Sempre gli stessi gesti, sempre le stesse parole. Le ricorrenze comportano questo rischio. Non sarà così il 25 aprile di quest’anno. Le molte, troppe ferite nei corpi e nelle anime causate dall’emergenza Covid-19 sono ancora incombenti. Stare insieme fisicamente è impossibile: ed ecco che si moltiplicano le iniziative per ritrovarsi, ma virtualmente, una modalità assolutamente nuova, a ricordare la Resistenza.
Prove di quel coraggio e di quella fiducia che Aldo Moro, in altri terribili frangenti, aveva evocato con le parole: “Se fosse possibile dire saltiamo questo tempo e andiamo direttamente a domani, credo che tutti accetteremmo di farlo. Ma non è possibile. Oggi dobbiamo vivere, oggi è la nostra responsabilità. Si tratta di essere coraggiosi e fiduciosi al tempo stesso. Si tratta di vivere il tempo che ci è dato vivere con tutte le sue difficoltà”.
Non occorre essere un portento di perspicacia per stabilire che la Resistenza è una vicenda complessa che si può leggere in vari modi, a seconda del profilo scelto. Se ne diamo una lettura parcellizzata, ferma ad un singolo segmento, ecco nascere valutazioni confliggenti. Ma se la lettura è complessiva, risulterà innegabile - parafrasando Italo Calvino - che anche il più idealista, il più onesto, il più dolce dei repubblichini si batteva per una causa sbagliata, la dittatura. Mentre anche il più ignaro, il più balordo, il più spregiudicato dei partigiani si batteva per una causa giusta, la democrazia.

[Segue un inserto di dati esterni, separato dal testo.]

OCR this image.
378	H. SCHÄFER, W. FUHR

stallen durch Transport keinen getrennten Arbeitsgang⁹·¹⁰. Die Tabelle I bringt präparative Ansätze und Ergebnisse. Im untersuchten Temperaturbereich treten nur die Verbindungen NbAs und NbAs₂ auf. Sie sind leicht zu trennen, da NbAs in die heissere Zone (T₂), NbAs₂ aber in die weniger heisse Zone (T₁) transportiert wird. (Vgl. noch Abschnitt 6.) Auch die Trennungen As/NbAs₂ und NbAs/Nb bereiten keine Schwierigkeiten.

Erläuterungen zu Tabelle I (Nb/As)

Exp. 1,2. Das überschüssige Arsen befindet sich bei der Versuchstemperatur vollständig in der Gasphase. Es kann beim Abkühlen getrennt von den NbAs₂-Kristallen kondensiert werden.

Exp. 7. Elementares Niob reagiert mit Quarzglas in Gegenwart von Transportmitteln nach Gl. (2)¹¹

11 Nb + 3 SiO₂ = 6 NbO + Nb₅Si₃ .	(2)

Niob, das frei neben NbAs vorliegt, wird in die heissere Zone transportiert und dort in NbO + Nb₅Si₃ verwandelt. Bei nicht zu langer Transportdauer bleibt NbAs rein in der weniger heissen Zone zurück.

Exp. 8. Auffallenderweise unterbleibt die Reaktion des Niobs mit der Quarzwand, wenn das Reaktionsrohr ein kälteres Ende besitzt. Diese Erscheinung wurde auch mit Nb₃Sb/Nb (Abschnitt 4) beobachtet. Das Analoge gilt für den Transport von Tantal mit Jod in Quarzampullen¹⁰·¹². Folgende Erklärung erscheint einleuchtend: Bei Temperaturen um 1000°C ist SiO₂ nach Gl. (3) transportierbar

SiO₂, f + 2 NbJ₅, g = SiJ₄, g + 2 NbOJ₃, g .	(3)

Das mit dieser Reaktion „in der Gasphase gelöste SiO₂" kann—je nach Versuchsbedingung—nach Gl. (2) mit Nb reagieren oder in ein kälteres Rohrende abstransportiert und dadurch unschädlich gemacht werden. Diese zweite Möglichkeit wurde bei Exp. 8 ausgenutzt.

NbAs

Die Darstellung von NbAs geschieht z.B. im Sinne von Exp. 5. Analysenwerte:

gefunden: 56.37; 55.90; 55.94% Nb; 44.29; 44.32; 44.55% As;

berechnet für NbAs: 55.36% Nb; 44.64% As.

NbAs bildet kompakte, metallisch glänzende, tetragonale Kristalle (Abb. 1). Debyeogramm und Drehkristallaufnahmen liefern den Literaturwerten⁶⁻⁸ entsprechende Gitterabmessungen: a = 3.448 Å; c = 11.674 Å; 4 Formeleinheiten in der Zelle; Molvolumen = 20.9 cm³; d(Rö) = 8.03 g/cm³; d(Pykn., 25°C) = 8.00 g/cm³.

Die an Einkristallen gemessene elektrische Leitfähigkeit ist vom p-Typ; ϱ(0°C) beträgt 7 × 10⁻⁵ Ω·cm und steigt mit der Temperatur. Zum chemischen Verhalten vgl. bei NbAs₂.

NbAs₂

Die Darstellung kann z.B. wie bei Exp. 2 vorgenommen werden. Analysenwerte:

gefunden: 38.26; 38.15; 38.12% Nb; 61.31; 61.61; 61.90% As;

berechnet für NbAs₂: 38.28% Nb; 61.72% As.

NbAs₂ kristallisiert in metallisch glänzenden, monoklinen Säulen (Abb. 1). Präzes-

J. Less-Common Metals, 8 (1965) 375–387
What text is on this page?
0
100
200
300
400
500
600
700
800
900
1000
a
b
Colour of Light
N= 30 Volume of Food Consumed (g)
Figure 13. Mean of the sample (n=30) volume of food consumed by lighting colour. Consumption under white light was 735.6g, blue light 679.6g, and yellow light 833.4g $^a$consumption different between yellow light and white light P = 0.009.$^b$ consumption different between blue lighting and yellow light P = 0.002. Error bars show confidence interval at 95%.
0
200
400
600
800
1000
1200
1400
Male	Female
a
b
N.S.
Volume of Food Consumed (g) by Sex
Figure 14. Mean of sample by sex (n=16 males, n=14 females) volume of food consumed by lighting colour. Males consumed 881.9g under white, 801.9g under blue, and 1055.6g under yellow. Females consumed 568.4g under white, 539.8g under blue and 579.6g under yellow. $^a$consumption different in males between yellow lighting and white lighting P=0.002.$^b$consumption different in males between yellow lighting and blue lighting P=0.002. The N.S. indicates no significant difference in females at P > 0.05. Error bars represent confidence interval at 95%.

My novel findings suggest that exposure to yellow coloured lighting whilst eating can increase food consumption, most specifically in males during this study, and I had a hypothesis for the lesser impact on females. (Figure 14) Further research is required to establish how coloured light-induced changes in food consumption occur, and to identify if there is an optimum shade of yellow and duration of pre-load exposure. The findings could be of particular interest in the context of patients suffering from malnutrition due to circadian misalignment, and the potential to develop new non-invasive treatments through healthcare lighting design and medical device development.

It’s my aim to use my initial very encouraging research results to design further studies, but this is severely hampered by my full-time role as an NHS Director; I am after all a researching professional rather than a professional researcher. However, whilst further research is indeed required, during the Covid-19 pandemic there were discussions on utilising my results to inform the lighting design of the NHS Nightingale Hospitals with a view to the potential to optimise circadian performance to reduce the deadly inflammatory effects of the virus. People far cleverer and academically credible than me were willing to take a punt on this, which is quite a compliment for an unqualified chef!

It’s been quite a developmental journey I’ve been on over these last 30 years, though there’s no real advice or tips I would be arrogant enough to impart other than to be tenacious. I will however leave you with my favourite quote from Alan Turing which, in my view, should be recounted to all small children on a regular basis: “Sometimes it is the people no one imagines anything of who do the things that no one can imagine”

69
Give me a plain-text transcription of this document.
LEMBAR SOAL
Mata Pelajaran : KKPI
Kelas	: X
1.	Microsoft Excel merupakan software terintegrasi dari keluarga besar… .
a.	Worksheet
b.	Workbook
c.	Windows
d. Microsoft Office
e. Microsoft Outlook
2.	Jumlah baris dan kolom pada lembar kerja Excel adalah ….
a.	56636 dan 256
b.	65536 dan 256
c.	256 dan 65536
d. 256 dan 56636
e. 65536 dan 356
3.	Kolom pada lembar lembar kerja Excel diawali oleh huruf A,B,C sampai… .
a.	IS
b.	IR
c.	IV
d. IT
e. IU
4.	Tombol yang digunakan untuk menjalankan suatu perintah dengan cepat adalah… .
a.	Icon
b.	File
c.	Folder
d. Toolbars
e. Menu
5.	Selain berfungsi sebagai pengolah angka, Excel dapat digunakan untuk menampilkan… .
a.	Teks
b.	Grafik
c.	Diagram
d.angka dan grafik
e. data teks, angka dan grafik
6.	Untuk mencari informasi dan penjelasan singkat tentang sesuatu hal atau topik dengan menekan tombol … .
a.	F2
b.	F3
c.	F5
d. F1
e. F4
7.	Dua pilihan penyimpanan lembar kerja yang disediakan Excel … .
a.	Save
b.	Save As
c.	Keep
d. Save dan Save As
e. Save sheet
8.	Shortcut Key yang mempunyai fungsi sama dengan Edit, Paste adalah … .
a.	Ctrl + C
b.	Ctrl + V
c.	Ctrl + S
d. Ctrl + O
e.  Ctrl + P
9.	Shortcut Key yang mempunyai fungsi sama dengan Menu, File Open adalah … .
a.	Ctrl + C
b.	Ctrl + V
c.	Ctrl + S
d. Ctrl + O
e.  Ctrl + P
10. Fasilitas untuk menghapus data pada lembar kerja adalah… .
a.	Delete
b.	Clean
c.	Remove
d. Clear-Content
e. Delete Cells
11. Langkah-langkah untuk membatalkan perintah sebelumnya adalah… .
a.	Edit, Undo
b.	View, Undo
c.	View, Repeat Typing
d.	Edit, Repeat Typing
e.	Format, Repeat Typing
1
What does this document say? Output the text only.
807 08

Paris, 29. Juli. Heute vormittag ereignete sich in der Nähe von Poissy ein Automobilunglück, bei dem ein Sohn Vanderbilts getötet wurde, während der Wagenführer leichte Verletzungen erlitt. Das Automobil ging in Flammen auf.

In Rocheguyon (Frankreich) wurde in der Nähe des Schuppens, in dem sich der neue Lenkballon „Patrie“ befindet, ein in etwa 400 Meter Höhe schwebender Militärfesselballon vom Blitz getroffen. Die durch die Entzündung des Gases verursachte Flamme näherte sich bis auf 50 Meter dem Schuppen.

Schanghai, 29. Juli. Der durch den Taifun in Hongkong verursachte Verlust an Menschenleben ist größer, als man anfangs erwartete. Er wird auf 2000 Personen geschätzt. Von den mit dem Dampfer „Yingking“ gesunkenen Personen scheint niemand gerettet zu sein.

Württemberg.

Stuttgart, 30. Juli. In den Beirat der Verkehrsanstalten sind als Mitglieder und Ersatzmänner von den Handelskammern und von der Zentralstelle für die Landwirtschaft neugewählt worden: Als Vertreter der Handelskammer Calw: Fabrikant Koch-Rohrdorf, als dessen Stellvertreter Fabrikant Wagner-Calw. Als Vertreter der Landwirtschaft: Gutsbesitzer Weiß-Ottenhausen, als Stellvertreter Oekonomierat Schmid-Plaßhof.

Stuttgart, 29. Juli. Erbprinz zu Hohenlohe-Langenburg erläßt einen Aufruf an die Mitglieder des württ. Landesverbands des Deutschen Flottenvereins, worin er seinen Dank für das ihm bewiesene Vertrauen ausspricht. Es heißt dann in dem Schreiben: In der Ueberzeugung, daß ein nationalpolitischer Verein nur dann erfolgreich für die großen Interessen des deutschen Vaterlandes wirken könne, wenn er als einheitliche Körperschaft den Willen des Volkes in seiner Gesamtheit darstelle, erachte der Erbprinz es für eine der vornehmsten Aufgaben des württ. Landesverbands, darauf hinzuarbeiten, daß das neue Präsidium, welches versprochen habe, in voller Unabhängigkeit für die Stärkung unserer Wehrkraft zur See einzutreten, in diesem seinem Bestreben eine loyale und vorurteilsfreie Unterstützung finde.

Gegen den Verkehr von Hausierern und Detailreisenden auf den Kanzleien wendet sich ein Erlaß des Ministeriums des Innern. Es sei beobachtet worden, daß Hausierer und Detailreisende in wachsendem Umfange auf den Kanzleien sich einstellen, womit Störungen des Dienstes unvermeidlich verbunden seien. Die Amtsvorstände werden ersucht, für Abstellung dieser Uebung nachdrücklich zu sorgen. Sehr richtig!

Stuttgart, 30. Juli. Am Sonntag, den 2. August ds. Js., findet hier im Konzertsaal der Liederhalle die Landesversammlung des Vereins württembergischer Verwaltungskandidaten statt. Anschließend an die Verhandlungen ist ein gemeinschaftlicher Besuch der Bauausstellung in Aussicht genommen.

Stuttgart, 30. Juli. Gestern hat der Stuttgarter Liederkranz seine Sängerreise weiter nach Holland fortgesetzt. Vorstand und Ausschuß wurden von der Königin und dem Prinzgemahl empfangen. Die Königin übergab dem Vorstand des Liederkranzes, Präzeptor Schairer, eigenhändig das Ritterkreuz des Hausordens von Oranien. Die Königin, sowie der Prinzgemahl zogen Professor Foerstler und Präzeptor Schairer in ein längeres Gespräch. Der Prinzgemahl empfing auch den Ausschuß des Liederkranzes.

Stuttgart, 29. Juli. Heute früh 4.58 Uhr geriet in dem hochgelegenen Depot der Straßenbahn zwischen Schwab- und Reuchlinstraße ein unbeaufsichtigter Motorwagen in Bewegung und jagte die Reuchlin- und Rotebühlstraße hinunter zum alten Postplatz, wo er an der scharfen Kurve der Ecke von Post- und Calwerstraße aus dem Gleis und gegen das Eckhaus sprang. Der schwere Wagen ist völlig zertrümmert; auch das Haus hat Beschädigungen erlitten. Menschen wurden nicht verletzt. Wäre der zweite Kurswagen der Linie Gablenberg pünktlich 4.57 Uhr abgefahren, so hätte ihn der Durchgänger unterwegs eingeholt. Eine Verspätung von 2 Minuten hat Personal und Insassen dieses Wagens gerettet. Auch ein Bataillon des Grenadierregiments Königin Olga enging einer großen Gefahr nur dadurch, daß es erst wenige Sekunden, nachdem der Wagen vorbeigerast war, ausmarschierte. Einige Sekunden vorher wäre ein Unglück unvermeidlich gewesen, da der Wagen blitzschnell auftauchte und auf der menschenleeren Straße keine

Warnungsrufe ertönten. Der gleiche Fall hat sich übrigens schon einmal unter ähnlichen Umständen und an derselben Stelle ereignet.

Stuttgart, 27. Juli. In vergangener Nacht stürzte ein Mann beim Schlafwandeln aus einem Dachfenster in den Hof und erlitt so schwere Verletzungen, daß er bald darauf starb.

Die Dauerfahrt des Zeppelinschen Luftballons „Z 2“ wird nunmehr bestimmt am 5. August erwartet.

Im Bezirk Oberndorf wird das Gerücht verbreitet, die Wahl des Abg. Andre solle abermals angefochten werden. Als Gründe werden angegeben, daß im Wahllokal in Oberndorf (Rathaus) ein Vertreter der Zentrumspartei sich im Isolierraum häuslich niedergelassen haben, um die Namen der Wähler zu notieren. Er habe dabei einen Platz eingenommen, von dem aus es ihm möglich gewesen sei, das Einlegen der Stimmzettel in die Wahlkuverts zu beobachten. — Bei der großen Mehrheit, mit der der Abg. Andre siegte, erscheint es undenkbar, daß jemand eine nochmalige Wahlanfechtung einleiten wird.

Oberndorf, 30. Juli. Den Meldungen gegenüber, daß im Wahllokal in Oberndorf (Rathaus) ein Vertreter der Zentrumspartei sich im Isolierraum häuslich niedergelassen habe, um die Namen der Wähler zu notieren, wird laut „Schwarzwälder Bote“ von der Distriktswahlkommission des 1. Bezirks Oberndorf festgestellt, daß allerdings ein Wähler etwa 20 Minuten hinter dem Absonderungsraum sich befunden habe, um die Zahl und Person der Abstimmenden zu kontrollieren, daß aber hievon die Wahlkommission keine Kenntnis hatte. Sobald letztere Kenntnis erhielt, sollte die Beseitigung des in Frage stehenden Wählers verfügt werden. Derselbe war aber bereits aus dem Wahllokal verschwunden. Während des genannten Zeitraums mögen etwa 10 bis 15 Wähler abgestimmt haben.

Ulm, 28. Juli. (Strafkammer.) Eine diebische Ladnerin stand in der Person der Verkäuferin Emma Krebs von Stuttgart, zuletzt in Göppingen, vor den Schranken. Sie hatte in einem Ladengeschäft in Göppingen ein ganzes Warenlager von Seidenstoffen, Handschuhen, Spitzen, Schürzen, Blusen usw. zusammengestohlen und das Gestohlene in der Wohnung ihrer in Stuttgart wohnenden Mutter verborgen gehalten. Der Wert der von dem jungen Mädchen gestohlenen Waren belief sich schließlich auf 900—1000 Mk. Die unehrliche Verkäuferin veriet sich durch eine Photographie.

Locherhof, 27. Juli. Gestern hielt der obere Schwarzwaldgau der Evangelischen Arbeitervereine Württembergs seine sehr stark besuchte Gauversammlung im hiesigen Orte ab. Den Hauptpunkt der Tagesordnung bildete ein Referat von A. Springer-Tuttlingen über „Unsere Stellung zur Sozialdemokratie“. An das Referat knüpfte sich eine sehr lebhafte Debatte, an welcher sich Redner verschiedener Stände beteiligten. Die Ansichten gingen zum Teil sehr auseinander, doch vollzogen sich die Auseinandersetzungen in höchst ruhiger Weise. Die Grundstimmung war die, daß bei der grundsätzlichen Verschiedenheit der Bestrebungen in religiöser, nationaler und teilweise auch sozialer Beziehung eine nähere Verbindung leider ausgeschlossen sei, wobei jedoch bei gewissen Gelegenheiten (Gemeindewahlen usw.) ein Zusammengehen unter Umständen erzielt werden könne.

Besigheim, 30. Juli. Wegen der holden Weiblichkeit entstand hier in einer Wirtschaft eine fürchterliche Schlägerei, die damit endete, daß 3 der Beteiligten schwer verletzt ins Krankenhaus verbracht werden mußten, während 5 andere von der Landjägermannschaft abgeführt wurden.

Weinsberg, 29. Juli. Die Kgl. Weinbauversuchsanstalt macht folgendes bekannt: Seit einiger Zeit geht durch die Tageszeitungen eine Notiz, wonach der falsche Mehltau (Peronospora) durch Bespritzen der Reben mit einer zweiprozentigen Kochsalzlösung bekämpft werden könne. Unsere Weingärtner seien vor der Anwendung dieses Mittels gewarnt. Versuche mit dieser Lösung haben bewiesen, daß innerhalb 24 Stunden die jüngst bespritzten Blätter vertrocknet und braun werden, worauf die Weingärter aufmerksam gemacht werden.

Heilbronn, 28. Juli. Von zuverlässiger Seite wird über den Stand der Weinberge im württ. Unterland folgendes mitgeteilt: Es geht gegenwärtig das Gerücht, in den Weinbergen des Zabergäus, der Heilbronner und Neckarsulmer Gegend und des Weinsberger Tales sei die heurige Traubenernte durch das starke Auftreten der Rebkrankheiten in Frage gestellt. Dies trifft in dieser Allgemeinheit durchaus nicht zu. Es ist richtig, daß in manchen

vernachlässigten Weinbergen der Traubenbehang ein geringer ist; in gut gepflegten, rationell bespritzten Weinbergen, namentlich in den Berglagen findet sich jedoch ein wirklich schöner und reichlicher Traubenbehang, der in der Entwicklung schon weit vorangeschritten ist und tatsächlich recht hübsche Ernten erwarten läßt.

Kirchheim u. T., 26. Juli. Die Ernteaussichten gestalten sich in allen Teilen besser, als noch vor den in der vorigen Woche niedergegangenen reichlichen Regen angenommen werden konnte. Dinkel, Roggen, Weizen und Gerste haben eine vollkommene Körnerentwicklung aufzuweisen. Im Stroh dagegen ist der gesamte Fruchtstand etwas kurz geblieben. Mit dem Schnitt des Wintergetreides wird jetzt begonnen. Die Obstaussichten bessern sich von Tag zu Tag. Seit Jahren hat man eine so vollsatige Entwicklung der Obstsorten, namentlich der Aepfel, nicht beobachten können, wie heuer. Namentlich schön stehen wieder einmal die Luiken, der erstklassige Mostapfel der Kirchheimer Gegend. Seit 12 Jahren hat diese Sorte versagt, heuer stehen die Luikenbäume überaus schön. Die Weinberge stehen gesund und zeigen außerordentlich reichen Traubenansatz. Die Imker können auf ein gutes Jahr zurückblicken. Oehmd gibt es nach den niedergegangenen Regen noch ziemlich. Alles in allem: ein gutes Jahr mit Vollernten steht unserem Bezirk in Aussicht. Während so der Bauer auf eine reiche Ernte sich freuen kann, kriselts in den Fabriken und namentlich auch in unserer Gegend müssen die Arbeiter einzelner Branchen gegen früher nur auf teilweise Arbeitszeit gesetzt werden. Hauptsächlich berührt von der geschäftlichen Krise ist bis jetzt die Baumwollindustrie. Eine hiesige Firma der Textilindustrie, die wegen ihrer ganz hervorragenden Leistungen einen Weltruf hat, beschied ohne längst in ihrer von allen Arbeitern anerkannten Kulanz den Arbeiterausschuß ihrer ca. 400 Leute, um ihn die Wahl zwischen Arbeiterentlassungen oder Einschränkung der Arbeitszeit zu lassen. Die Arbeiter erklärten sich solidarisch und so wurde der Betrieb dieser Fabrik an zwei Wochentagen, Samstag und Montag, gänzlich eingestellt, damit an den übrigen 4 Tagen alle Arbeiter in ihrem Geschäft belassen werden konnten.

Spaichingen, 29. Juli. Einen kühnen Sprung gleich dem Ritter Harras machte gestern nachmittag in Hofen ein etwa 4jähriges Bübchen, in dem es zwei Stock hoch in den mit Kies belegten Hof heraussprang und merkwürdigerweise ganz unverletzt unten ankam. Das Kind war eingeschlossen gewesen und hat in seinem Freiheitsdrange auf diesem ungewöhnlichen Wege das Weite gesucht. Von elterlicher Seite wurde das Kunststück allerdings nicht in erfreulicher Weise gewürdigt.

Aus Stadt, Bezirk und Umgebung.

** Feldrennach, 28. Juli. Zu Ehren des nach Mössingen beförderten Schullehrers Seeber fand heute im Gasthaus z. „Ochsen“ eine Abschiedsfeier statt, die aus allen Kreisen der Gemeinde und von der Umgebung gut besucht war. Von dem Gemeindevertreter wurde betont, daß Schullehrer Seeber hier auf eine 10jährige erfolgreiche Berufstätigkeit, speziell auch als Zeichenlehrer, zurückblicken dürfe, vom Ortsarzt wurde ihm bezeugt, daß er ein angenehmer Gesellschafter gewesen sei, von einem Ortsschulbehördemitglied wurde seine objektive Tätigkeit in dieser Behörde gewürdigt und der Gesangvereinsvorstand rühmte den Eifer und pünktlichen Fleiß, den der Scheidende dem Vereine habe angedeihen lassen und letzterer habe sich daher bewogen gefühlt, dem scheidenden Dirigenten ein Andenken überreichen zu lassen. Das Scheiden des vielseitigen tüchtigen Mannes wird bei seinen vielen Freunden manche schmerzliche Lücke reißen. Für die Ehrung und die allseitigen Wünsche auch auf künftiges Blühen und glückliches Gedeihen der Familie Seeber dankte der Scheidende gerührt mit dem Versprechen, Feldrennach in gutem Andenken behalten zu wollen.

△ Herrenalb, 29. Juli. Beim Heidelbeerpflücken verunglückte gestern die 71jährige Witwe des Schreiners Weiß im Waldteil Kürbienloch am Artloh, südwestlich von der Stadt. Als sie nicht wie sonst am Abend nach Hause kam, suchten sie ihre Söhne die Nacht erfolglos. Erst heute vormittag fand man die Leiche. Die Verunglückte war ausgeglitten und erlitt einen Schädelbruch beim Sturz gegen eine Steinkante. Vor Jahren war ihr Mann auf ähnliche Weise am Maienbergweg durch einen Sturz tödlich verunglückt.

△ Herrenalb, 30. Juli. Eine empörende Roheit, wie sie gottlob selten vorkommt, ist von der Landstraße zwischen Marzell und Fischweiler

Usa dire che ormai i morti sono morti e che la morte li ha resi tutti uguali. E’ giusto, com’è giusto sforzarsi di costruire pace fra tutti gli italiani. Nel rispetto però della verità e della storia, vale a dire tenendo ben salda la distinzione tra chi ha combattuto per la dittatura e chi invece ha combattuto per la libertà: la libertà di tutti, anche di quelli che erano dall’altra parte.
Dalle violenze, dalle torture, dalle rappresaglie, dalle discriminazioni e dalle guerre dei nazi-fascisti nasce la Resistenza. I sacrifici, i patimenti e le morti dei partigiani hanno avuto come risultato quel riscatto in termini di dignità, libertà ed uguaglianza che è la nostra Costituzione Repubblicana.
Dopo i disastri della dittatura fascista (provocati da un signore che amava indossare divise confezionate in orbàce nero; che ogni tanto si affacciava a un balcone gonfiando il petto e indurendo le mascelle; che voleva comandare tutto lui, da solo), gli italiani si sono detti che bisognava evitare in futuro che potesse ancora esserci un uomo solo al comando. E 556 eletti dal popolo hanno lavorato sodo per 18 mesi, elaborando insieme - nell’Assemblea Costituente - la Costituzione del ’48. A scriverla sono stati uomini e donne che la pensavano in maniera tutt’affatto diversa: socialisti, comunisti, democristiani, liberali, azionisti, repubblicani, monarchici, cattolici, laici, credenti e non credenti…C’era di tutto.
Dirà Calamandrei: “Sotto questa Costituzione ci sono tre firme che sono un simbolo, De Nicola, Terracini, De Gasperi. Tre nomi, tre idee, tre concezioni che costituiscono le correnti più importanti del nostro Paese. Vuol dire che intorno a questo Statuto si è formato il consenso dell’intero popolo italiano”.
Questo è il valore della nostra Costituzione. Non è l’imposizione di qualcuno sugli altri. È il consenso di tutti.
Sta in questa unità il formidabile propellente, valido ancora oggi, della Costituzione, se la intendiamo come un programma per una “democrazia emancipante”: dove lo “status” del cittadino comprende non solo il diritto di voto, ma anche il diritto a condizioni di vita decorose e civili, anche per i disoccupati ed i precari, anche per gli anziani, i malati, i meno protetti, gli stranieri onesti, i poveri.
Questo il lascito della Resistenza, che va ricordato con orgoglio ogni 25 Aprile. E difeso. Soprattutto se si profilano tentativi di chiudere la stagione costituzionale per tornare ad un vecchio modello, nel quale status e libertà dei cittadini dipendono non dalle regole uguali per tutti, ma dai rapporti di forza.
Tentativi che potrebbero rispuntare quando si dovranno affrontare le difficoltà della ricostruzione dopo i terribili guasti della pandemia.